Dalam agama Hindu kasta merupakan tatanan sosial yang membagi masyarakat ke dalam kelas-kelas sosial berdasarkan  pekerjaan dan peran dalam lingkungan masyarakat. Kasta biasanya diwariskan sejak lahir berdasarkan keturunan, hal ini menyebabkan jarang adanya perpindahan kasta. Sistem kasta dapat mempengaruhi berbagai macam aspek kehidupan, seperti ekonomi, pernikahan, pekerjaan, dan interaksi sosial. Pada awalnya, sistem kasta berasal dari India yang menjadi pusat agam Hindu, yang kemudian datang di Nusantara sekitar abad pertama masehi dan menyebar pada masa kerajaan-kerajaan Hindu di Nusantara seperti, Kutai, Tarumanegara, dan Majapahit.

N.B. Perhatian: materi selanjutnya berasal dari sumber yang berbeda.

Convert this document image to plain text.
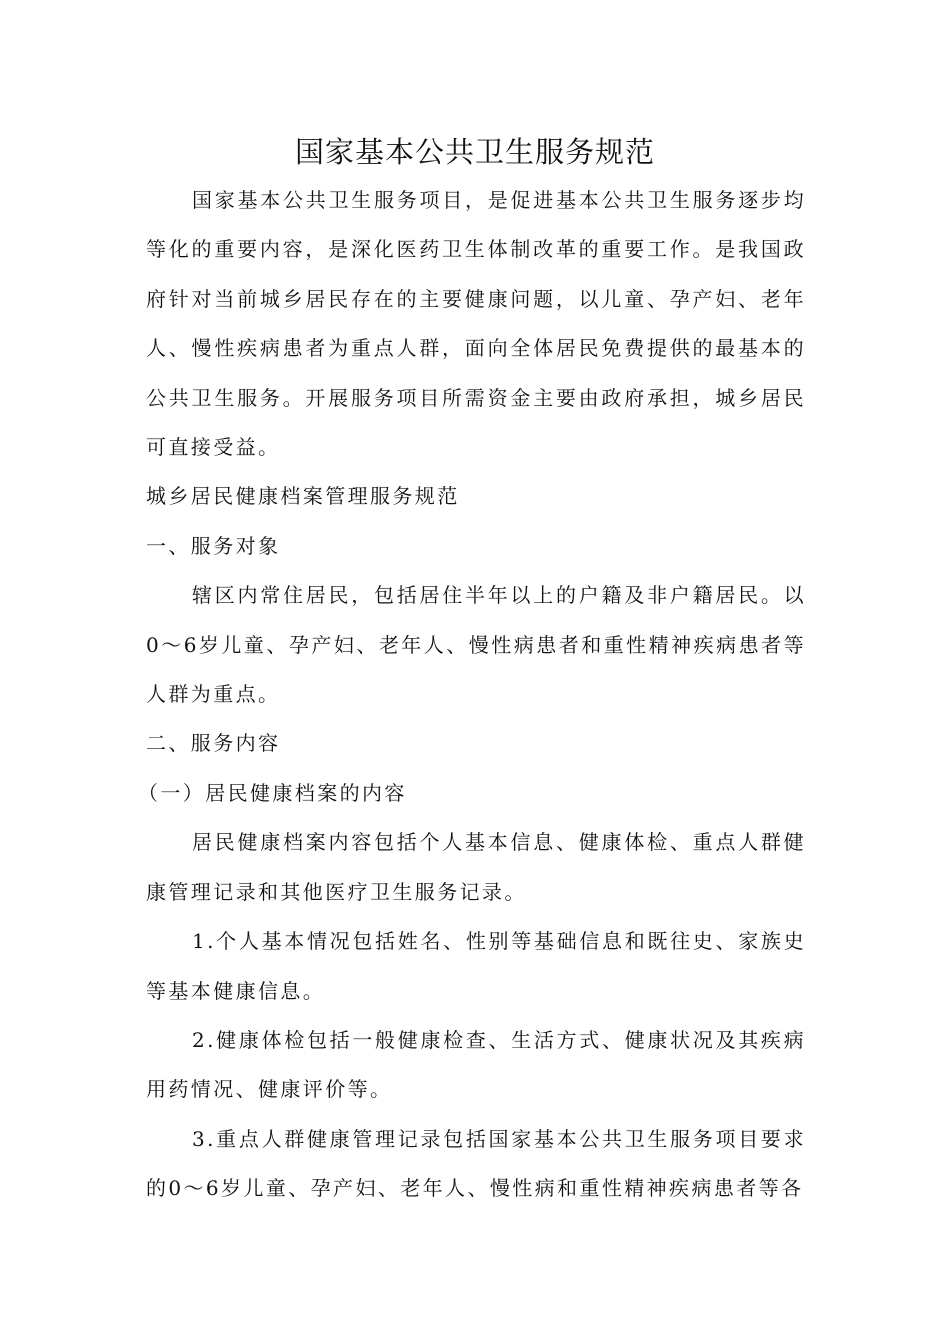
国家基本公共卫生服务规范

国家基本公共卫生服务项目，是促进基本公共卫生服务逐步均等化的重要内容，是深化医药卫生体制改革的重要工作。是我国政府针对当前城乡居民存在的主要健康问题，以儿童、孕产妇、老年人、慢性疾病患者为重点人群，面向全体居民免费提供的最基本的公共卫生服务。开展服务项目所需资金主要由政府承担，城乡居民可直接受益。

城乡居民健康档案管理服务规范

一、服务对象

辖区内常住居民，包括居住半年以上的户籍及非户籍居民。以0～6岁儿童、孕产妇、老年人、慢性病患者和重性精神疾病患者等人群为重点。

二、服务内容

（一）居民健康档案的内容

居民健康档案内容包括个人基本信息、健康体检、重点人群健康管理记录和其他医疗卫生服务记录。

1.个人基本情况包括姓名、性别等基础信息和既往史、家族史等基本健康信息。

2.健康体检包括一般健康检查、生活方式、健康状况及其疾病用药情况、健康评价等。

3.重点人群健康管理记录包括国家基本公共卫生服务项目要求的0～6岁儿童、孕产妇、老年人、慢性病和重性精神疾病患者等各
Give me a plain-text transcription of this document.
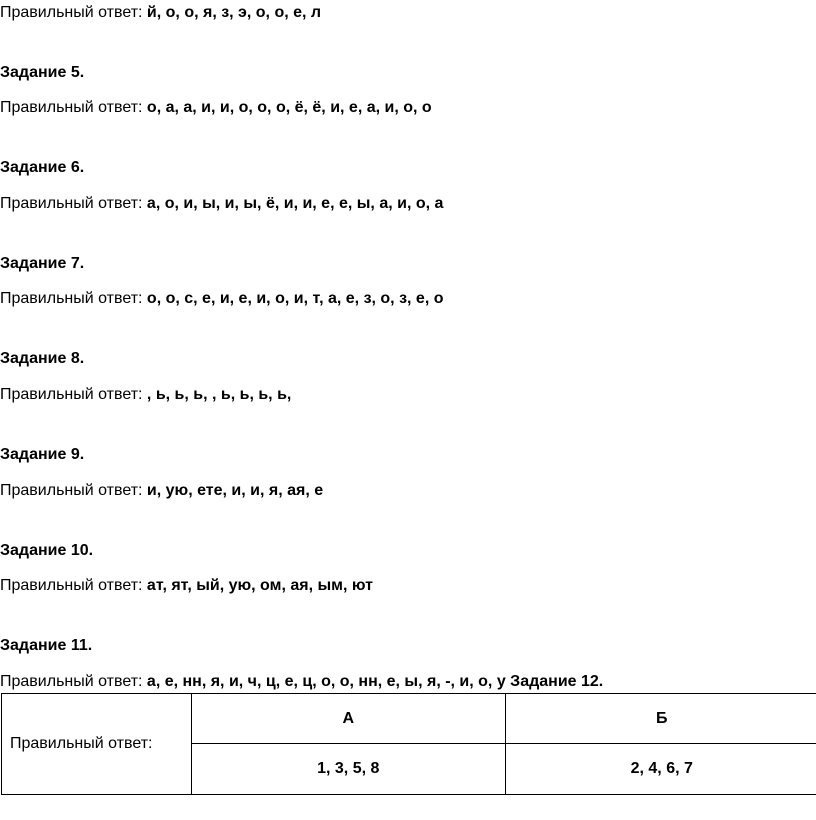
Правильный ответ: й, о, о, я, з, э, о, о, е, л
Задание 5.
Правильный ответ: о, а, а, и, и, о, о, о, ё, ё, и, е, а, и, о, о
Задание 6.
Правильный ответ: а, о, и, ы, и, ы, ё, и, и, е, е, ы, а, и, о, а
Задание 7.
Правильный ответ: о, о, с, е, и, е, и, о, и, т, а, е, з, о, з, е, о
Задание 8.
Правильный ответ: , ь, ь, ь, , ь, ь, ь, ь,
Задание 9.
Правильный ответ: и, ую, ете, и, и, я, ая, е
Задание 10.
Правильный ответ: ат, ят, ый, ую, ом, ая, ым, ют
Задание 11.
Правильный ответ: а, е, нн, я, и, ч, ц, е, ц, о, о, нн, е, ы, я, -, и, о, у Задание 12.
Правильный ответ:	А	Б
	1, 3, 5, 8	2, 4, 6, 7
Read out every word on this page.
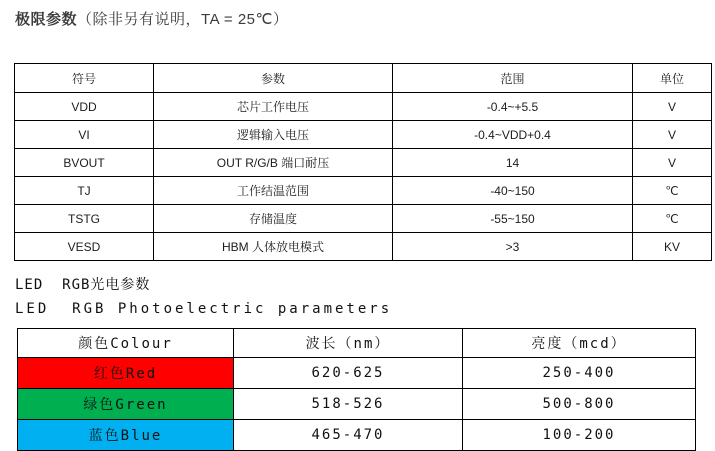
极限参数（除非另有说明，TA = 25℃）
符号	参数	范围	单位
VDD	芯片工作电压	-0.4~+5.5	V
VI	逻辑输入电压	-0.4~VDD+0.4	V
BVOUT	OUT R/G/B 端口耐压	14	V
TJ	工作结温范围	-40~150	℃
TSTG	存储温度	-55~150	℃
VESD	HBM 人体放电模式	>3	KV

LED  RGB光电参数

LED  RGB Photoelectric parameters

颜色Colour	波长（nm）	亮度（mcd）
红色Red	620-625	250-400
绿色Green	518-526	500-800
蓝色Blue	465-470	100-200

Sebagai salah satu kerajaan Hindu terbesar di Nusantara, Majapahit tidak mungkin lepas dari sistem kasta. Sistem kasta pada kerajaan Majapahit membagi masyarakat menjadi emtujuh golongan yaitu, Brahmana (pendeta dan cendikiawan), Ksatria (penguasa dan prajurit), Waisya (petani, tukang bangunan, seniman, pedagang, peternak, pengrajin, penambang, dan nelayan), Sudra (pelayan, budak, pengemis, dan pemulung), Candala (hasil perkawinan silang antara laki-laki dari kasta sudra dengan perempuan dari kasta brahmana, ksatria, atau waisya, pembunuh dan algojo juga termasuk dalam kasta ini), Mleccha (orang-orang yang datang dari luar Majapahit dengan tujuan berdagang), dan Tuccha (perampok, penipu, penjudi, pelacur, mucikari, begal, dan orang-orang yang melakukan korupsi).
Setelah runtuhnya kerajaan Majapahit dan masuknya agama Islam di Nusantara, sistem kasta tidak lagi digunakan. Namun sistem kasta tersebut tidak sepenuhnya dihilangkan, tetapi diadaptasi menjasi struktur sosial masyarakat Jawa. Adaptasi tersebut dapat dilihat dari masih adanya pembagian kaum  ningrat (bangsawan) pada daerah keraton Yogyakarta, seperti halnya pada masa Majapahit kaum bangsawan diwariskan secara turun temurun, dan memiliki hal-hal istimewa dibandingkan dengan masyarakat biasa. Prinsip hierarki sosil pada konsep kasta juga diadaptasi menjadi budaya jawa seperti bahasa jawa yang memiliki tingkatan (krama, madya, ngoko) yang digunakan untuk menunjukkan penghormatan kepada orang yang lebih tua atau yang statusnya lebih tinggi dan hubungan antarindividu yang diatut berdasarkan usia, status dan hubungan kekerabatan.